Poi è arrivato Simone. Anzi, Simone c'era già, fin da prima, solo che Manuel non l'aveva mai davvero sentito. Mai così tanto. Ma questa è un'altra storia.

Il punto di tutto è che Manuel odia gli appuntamenti romantici, motivo per cui non ha idea di come sia finito di venerdì sera, con due gradi e mezzo, seduto ad un tavolino a bere vino bianco con Grace.

Grace è la nuova ragazza della quinta C, è inglese e si è trasferita da poco a Roma. E' senza dubbio bella, capelli lunghi e chiari, occhi scuri, guance lievemente rosate. Parla italiano meglio di come lo parla lui e gli muore dietro dal quindici di settembre. Manuel è bravo ad accorgersi degli sguardi delle ragazze su di sé e ha sempre sentito i suoi occhi addosso quando camminava per i corridoi, quindi sa di esserle sempre piaciuto. Le ha chiesto di uscire, però, solo due giorni fa: le è andato addosso apposta in corridoio, di fronte alla macchinetta, poi le ha sorriso con quella faccia da schiaffi che si ritrova e lei gli si è sciolta davanti.

"Potresti veni' a bere 'na cosa, un giorno di questi" le ha detto, facendole l'occhiolino.

Ed è quello che stanno facendo ora: stanno bevendo, seduti su questi sgabelli scomodi, e Manuel vorrebbe essere ovunque tranne che qui perché Grace è bellissima, interessante, seducente, ma la sua testa è altrove.

Solo che ormai è incastrato qui, quindi si sforza di fare conversazione.

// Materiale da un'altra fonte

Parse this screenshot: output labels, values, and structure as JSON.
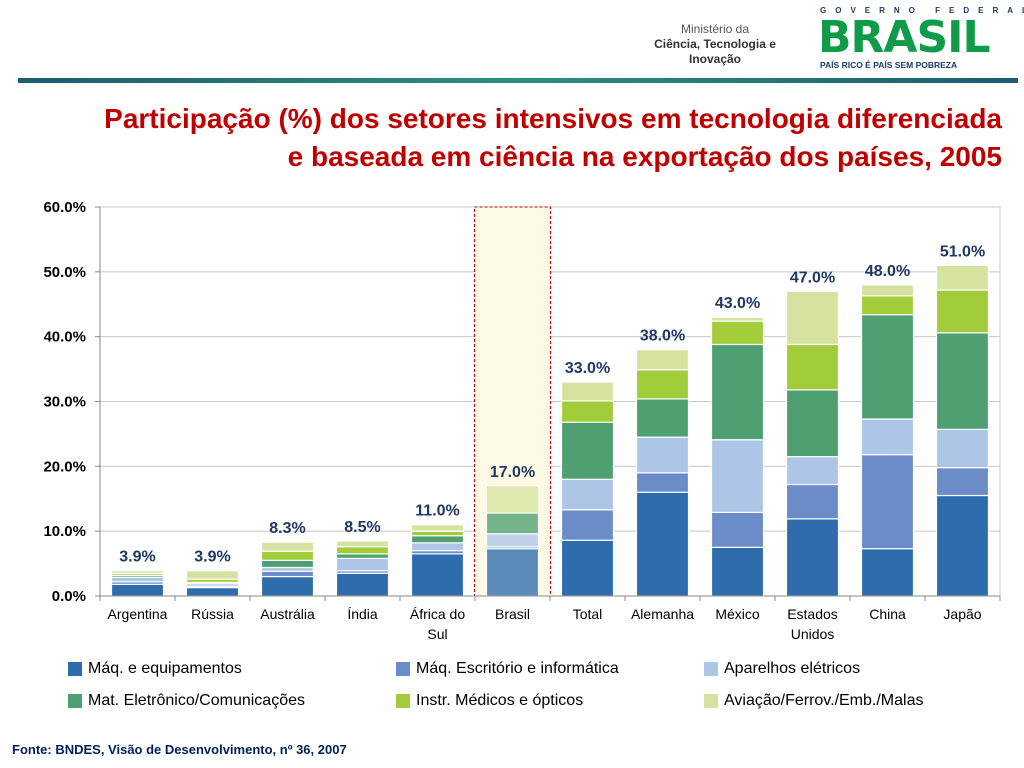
{
  "header": {
    "ministry_line1": "Ministério da",
    "ministry_line2": "Ciência, Tecnologia e",
    "ministry_line3": "Inovação",
    "logo_top": "GOVERNO FEDERAL",
    "logo_word": "BRASIL",
    "logo_slogan": "PAÍS RICO É PAÍS SEM POBREZA"
  },
  "title_line1": "Participação (%) dos setores intensivos em tecnologia diferenciada",
  "title_line2": "e baseada em ciência na exportação dos países, 2005",
  "source": "Fonte: BNDES, Visão de Desenvolvimento, nº 36, 2007",
  "colors": {
    "title": "#c00000",
    "total_label": "#1f3864",
    "highlight_fill": "#fdfbe6",
    "highlight_border": "#c00000"
  },
  "chart_data": {
    "type": "bar",
    "stacked": true,
    "title": "Participação (%) dos setores intensivos em tecnologia diferenciada e baseada em ciência na exportação dos países, 2005",
    "xlabel": "",
    "ylabel": "",
    "ylim": [
      0,
      60
    ],
    "yticks": [
      "0.0%",
      "10.0%",
      "20.0%",
      "30.0%",
      "40.0%",
      "50.0%",
      "60.0%"
    ],
    "grid": true,
    "highlight_category": "Brasil",
    "categories": [
      "Argentina",
      "Rússia",
      "Austrália",
      "Índia",
      "África do Sul",
      "Brasil",
      "Total",
      "Alemanha",
      "México",
      "Estados Unidos",
      "China",
      "Japão"
    ],
    "totals": [
      3.9,
      3.9,
      8.3,
      8.5,
      11.0,
      17.0,
      33.0,
      38.0,
      43.0,
      47.0,
      48.0,
      51.0
    ],
    "total_labels": [
      "3.9%",
      "3.9%",
      "8.3%",
      "8.5%",
      "11.0%",
      "17.0%",
      "33.0%",
      "38.0%",
      "43.0%",
      "47.0%",
      "48.0%",
      "51.0%"
    ],
    "series": [
      {
        "name": "Máq. e equipamentos",
        "color": "#2e6cad",
        "values": [
          1.8,
          1.3,
          3.0,
          3.5,
          6.5,
          7.3,
          8.6,
          16.0,
          7.5,
          11.9,
          7.3,
          15.5
        ]
      },
      {
        "name": "Máq. Escritório e informática",
        "color": "#6b8cc9",
        "values": [
          0.4,
          0.2,
          0.8,
          0.4,
          0.5,
          0.3,
          4.7,
          3.0,
          5.4,
          5.3,
          14.5,
          4.3
        ]
      },
      {
        "name": "Aparelhos elétricos",
        "color": "#aec6e6",
        "values": [
          0.7,
          0.4,
          0.6,
          1.9,
          1.2,
          2.0,
          4.7,
          5.5,
          11.2,
          4.3,
          5.5,
          5.9
        ]
      },
      {
        "name": "Mat. Eletrônico/Comunicações",
        "color": "#4ea073",
        "values": [
          0.3,
          0.2,
          1.1,
          0.7,
          1.1,
          3.2,
          8.8,
          5.9,
          14.7,
          10.3,
          16.1,
          14.9
        ]
      },
      {
        "name": "Instr. Médicos e ópticos",
        "color": "#a3cc3a",
        "values": [
          0.3,
          0.5,
          1.4,
          1.1,
          0.7,
          0.0,
          3.3,
          4.5,
          3.6,
          7.0,
          2.9,
          6.6
        ]
      },
      {
        "name": "Aviação/Ferrov./Emb./Malas",
        "color": "#d6e3a0",
        "values": [
          0.4,
          1.3,
          1.4,
          0.9,
          1.0,
          4.2,
          2.9,
          3.1,
          0.6,
          8.2,
          1.7,
          3.8
        ]
      }
    ]
  }
}
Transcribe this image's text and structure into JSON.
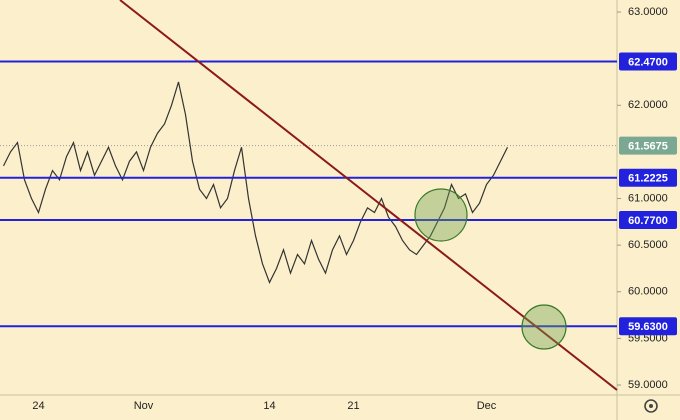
{
  "chart_data": {
    "type": "line",
    "categories": [
      null,
      null,
      null,
      null,
      null,
      "24",
      null,
      null,
      null,
      null,
      null,
      null,
      null,
      null,
      null,
      null,
      null,
      null,
      null,
      null,
      "Nov",
      null,
      null,
      null,
      null,
      null,
      null,
      null,
      null,
      null,
      null,
      null,
      null,
      null,
      null,
      null,
      null,
      null,
      "14",
      null,
      null,
      null,
      null,
      null,
      null,
      null,
      null,
      null,
      null,
      null,
      "21",
      null,
      null,
      null,
      null,
      null,
      null,
      null,
      null,
      null,
      null,
      null,
      null,
      null,
      null,
      null,
      null,
      null,
      null,
      "Dec",
      null,
      null,
      null
    ],
    "series": [
      {
        "color": "#333333",
        "values": [
          61.35,
          61.5,
          61.6,
          61.2,
          61.0,
          60.85,
          61.1,
          61.3,
          61.2,
          61.45,
          61.6,
          61.3,
          61.5,
          61.25,
          61.4,
          61.55,
          61.35,
          61.2,
          61.4,
          61.5,
          61.3,
          61.55,
          61.7,
          61.8,
          62.0,
          62.25,
          61.9,
          61.4,
          61.1,
          61.0,
          61.15,
          60.9,
          61.0,
          61.3,
          61.55,
          61.0,
          60.6,
          60.3,
          60.1,
          60.25,
          60.45,
          60.2,
          60.4,
          60.3,
          60.55,
          60.35,
          60.2,
          60.45,
          60.6,
          60.4,
          60.55,
          60.75,
          60.9,
          60.85,
          61.0,
          60.8,
          60.7,
          60.55,
          60.45,
          60.4,
          60.5,
          60.6,
          60.75,
          60.9,
          61.15,
          61.0,
          61.05,
          60.85,
          60.95,
          61.15,
          61.25,
          61.4,
          61.55
        ]
      }
    ],
    "ylim": [
      58.893,
      63.129
    ],
    "yticks": [
      {
        "value": 63,
        "label": "63.0000"
      },
      {
        "value": 62,
        "label": "62.0000"
      },
      {
        "value": 61,
        "label": "61.0000"
      },
      {
        "value": 60.5,
        "label": "60.5000"
      },
      {
        "value": 60,
        "label": "60.0000"
      },
      {
        "value": 59.5,
        "label": "59.5000"
      },
      {
        "value": 59,
        "label": "59.0000"
      }
    ],
    "levels": [
      {
        "value": 62.47,
        "label": "62.4700"
      },
      {
        "value": 61.2225,
        "label": "61.2225"
      },
      {
        "value": 60.77,
        "label": "60.7700"
      },
      {
        "value": 59.63,
        "label": "59.6300"
      }
    ],
    "level_color": "#2222dd",
    "last_price": {
      "value": 61.5675,
      "label": "61.5675"
    },
    "last_price_color": "#7aa893"
  }
}
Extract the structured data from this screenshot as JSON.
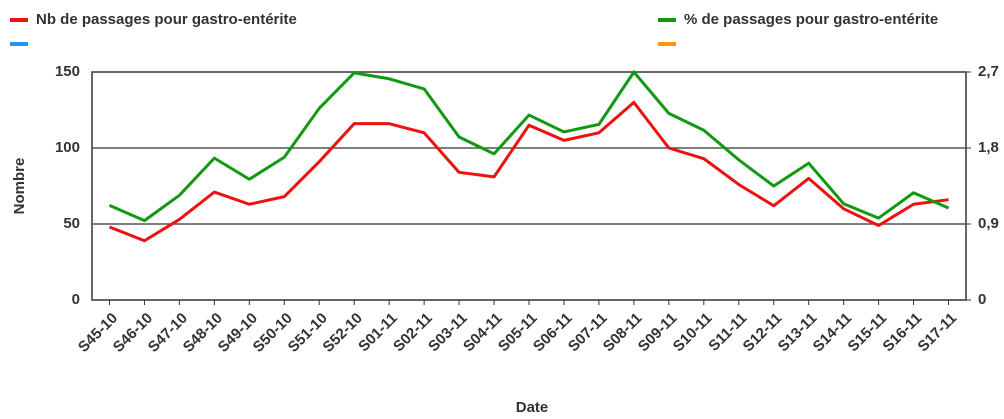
{
  "chart_data": {
    "type": "line",
    "x_label": "Date",
    "y_label": "Nombre",
    "categories": [
      "S45-10",
      "S46-10",
      "S47-10",
      "S48-10",
      "S49-10",
      "S50-10",
      "S51-10",
      "S52-10",
      "S01-11",
      "S02-11",
      "S03-11",
      "S04-11",
      "S05-11",
      "S06-11",
      "S07-11",
      "S08-11",
      "S09-11",
      "S10-11",
      "S11-11",
      "S12-11",
      "S13-11",
      "S14-11",
      "S15-11",
      "S16-11",
      "S17-11"
    ],
    "series": [
      {
        "name": "Nb de passages pour gastro-entérite",
        "color": "#ee1111",
        "values": [
          48,
          39,
          53,
          71,
          63,
          68,
          91,
          116,
          116,
          110,
          84,
          81,
          115,
          105,
          110,
          130,
          100,
          93,
          76,
          62,
          80,
          60,
          49,
          63,
          66
        ]
      },
      {
        "name": "% de passages pour gastro-entérite",
        "color": "#119911",
        "axis": "y2",
        "values": [
          1.12,
          0.94,
          1.24,
          1.68,
          1.43,
          1.69,
          2.27,
          2.69,
          2.62,
          2.5,
          1.93,
          1.73,
          2.19,
          1.99,
          2.08,
          2.7,
          2.21,
          2.01,
          1.66,
          1.35,
          1.62,
          1.14,
          0.97,
          1.27,
          1.09
        ]
      }
    ],
    "extra_legend_colors": [
      "#2196f3",
      "#ff9800"
    ],
    "ylim": [
      0,
      150
    ],
    "yticks": [
      0,
      50,
      100,
      150
    ],
    "y2lim": [
      0,
      2.7
    ],
    "y2ticks": [
      0,
      {
        "value": 0.9,
        "label": "0,9"
      },
      {
        "value": 1.8,
        "label": "1,8"
      },
      {
        "value": 2.7,
        "label": "2,7"
      }
    ],
    "grid": true
  }
}
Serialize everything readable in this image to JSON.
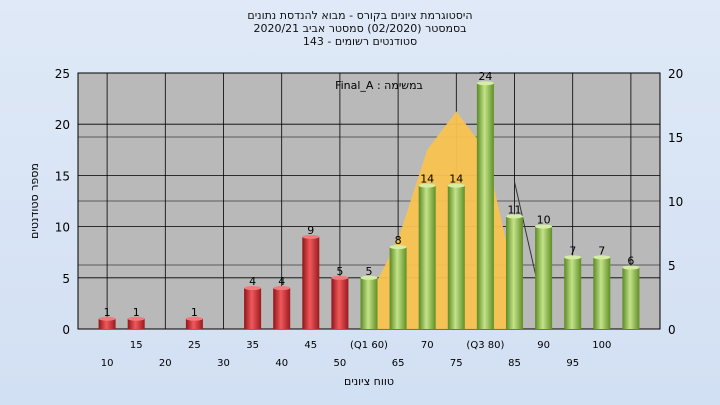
{
  "chart_data": {
    "type": "bar",
    "title_lines": [
      "היסטוגרמת ציונים בקורס - מבוא להנדסת נתונים",
      "בסמסטר  (02/2020)  סמסטר אביב 2020/21",
      "סטודנטים רשומים - 143"
    ],
    "annotation": "במשימה : Final_A",
    "ylabel": "מספר סטודנטים",
    "xlabel": "טווח ציונים",
    "ylim": [
      0,
      25
    ],
    "y_ticks": [
      0,
      5,
      10,
      15,
      20,
      25
    ],
    "y2lim": [
      0,
      20
    ],
    "y2_ticks": [
      0,
      5,
      10,
      15,
      20
    ],
    "x_tick_labels": [
      "10",
      "15",
      "20",
      "25",
      "30",
      "35",
      "40",
      "45",
      "50",
      "(Q1 60)",
      "65",
      "70",
      "75",
      "(Q3 80)",
      "85",
      "90",
      "95",
      "100"
    ],
    "bars": [
      {
        "x": 10,
        "value": 1,
        "label": "1",
        "color": "red"
      },
      {
        "x": 15,
        "value": 1,
        "label": "1",
        "color": "red"
      },
      {
        "x": 25,
        "value": 1,
        "label": "1",
        "color": "red"
      },
      {
        "x": 35,
        "value": 4,
        "label": "4",
        "color": "red"
      },
      {
        "x": 40,
        "value": 4,
        "label": "4",
        "color": "red"
      },
      {
        "x": 45,
        "value": 9,
        "label": "9",
        "color": "red"
      },
      {
        "x": 50,
        "value": 5,
        "label": "5",
        "color": "red"
      },
      {
        "x": 55,
        "value": 5,
        "label": "5",
        "color": "green"
      },
      {
        "x": 60,
        "value": 8,
        "label": "8",
        "color": "green"
      },
      {
        "x": 65,
        "value": 14,
        "label": "14",
        "color": "green"
      },
      {
        "x": 70,
        "value": 14,
        "label": "14",
        "color": "green"
      },
      {
        "x": 75,
        "value": 24,
        "label": "24",
        "color": "green"
      },
      {
        "x": 80,
        "value": 11,
        "label": "11",
        "color": "green"
      },
      {
        "x": 85,
        "value": 10,
        "label": "10",
        "color": "green"
      },
      {
        "x": 90,
        "value": 7,
        "label": "7",
        "color": "green"
      },
      {
        "x": 95,
        "value": 7,
        "label": "7",
        "color": "green"
      },
      {
        "x": 100,
        "value": 6,
        "label": "6",
        "color": "green"
      }
    ],
    "box_area": {
      "x": [
        55,
        60,
        65,
        70,
        75,
        80
      ],
      "y2": [
        2.5,
        7,
        14,
        17,
        14,
        4
      ]
    },
    "box_line": {
      "x": [
        80,
        84
      ],
      "y2": [
        11.5,
        3.5
      ]
    },
    "colors": {
      "plot_bg": "#b9b9b9",
      "red": "#d9363a",
      "green": "#8fbf4a",
      "area": "#f7c24f",
      "grid": "#000000"
    }
  }
}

"Che ne pensi di Roma, allora?" le domanda, alzando gli occhi dal tavolino e puntandoli nei suoi.

"Caotica, ma ci ero già stata. Mia mamma è nata a Latina, quindi da piccola ogni tanto venivamo qui per le vacanze" gli racconta lei, sorridendogli leggera. "Anche se la città più bella d'Italia è Firenze, ma forse non dovrei dirlo ad un romano come te."

Manuel strabuzza gli occhi, esagerando apposta la reazione.

"M'hai ucciso, Grace. Me sento il core spezzato a metà." E per rimarcare il concetto si porta una mano al petto.

Grace ridacchia, in modo buffo. E' una bella risata, realizza Manuel, ma non è la risata a cui sta pensando da ore.

Se fosse onesto con se stesso – e non lo è – ammetterebbe di avere un problema: è seduto di fronte ad una ragazza fighissima, eppure non riesce a pensare ad altro che non sia quel coglione di Simone. Quel coglione del suo migliore amico che non gli risponde al cellulare da tre ore e mezza. Quello stupido idiota che è uscito con uno sconosciuto di tinder e che lo sta ignorando. Oppure che è finito in un fosso, che si è schiantato da qualche parte, che è stato rapito. Manuel è preoccupato, ha lo stomaco chiuso, gli prudono le mani ed è distratto.